Essentially, I have a supervisor that creates a listening socket:

gen_tcp:listen(8081, [binary, {packet, 0}, {active, false}, {reuseaddr, true}]),

This socket is then passed to a child, which is an implementation of the gen_server behaviour. The child then accepts connections on the socket.

accept(ListeningSocket, {ok, Socket}) ->                                   
    spawn(fun() -> loop(Socket) end),                                      
    accept(ListeningSocket);
accept(_ListeningSocket, {error, Error}) ->
    io:format("Unable to listen on socket: ~p.~n", [Error]),
    gen_server:call(self(), stop).

accept(ListeningSocket) ->                                                 
    accept(ListeningSocket, gen_tcp:accept(ListeningSocket)).                                                                                             

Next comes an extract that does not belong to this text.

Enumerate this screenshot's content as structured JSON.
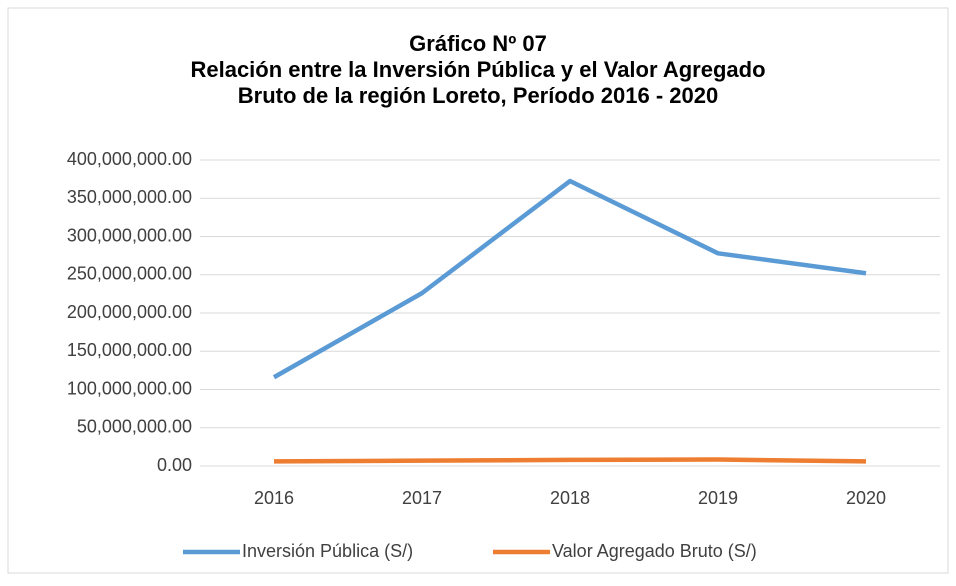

loop(Socket) ->                                                            
    case gen_tcp:recv(Socket, 0) of                                        
        {ok, Data} ->                                                      
            io:format("~p~n", [Data]),                                     
            process_request(Data),                                         
            gen_tcp:send(Socket, Data),                                    
            loop(Socket);                                                  
        {error, closed} -> ok                                              
   end.

I load the supervisor and gen_server BEAM binaries locally, and load them on a another node (which runs on the same machine) via an RPC call to code:load_binary. Next, I execute the supervisor via an RPC call, which in turn starts the server.{error, closed} is always returned by gen_tcp:accept in this scenario.

Should I run the supervisor and server while logged in to a node shell, then the server can accept connections without issue. This includes 'remsh' to the remote node that would fail to accept connections, had I previously RPCed it to start the server unsuccessfully.

I seem to be able to replicate the issue by using the shell alone:

[Terminal 1]: erl -sname node -setcookie abc -distributed -noshell

[Terminal 2]: erl -sname rpc -setcookie abc:

              net_adm:ping('node@verne').
              {ok, ListeningSocket} = rpc:call('node@verne', gen_tcp, listen, [8081, [binary, {packet, 0}, {active, true}, {reuseaddr, true}]]).
              rpc:call('node@verne', gen_tcp, accept, [ListeningSocket]).

The response to the final RPC is {error, closed}.

Could this be something to do with socket/port ownership?

In case it is of help, there are no clients waiting to connect, and I don't set timeouts anywhere.


Solution

  • Each rpc:call starts a new process on the target node to handle the request. In your final example, your first call creates a listen socket within such a process, and when that process dies at the end of the rpc call, the socket is closed. Your second rpc call to attempt an accept therefore fails due to the already-closed listen socket.

    Your design seems unusual in several ways. For example, it's not normal to have supervisors opening sockets. You also say the child is a gen_server yet you show a manual recv loop, which if run within a gen_server would block it. You might instead explain what you're trying to accomplish and request help on coming up with a design to meet your goals.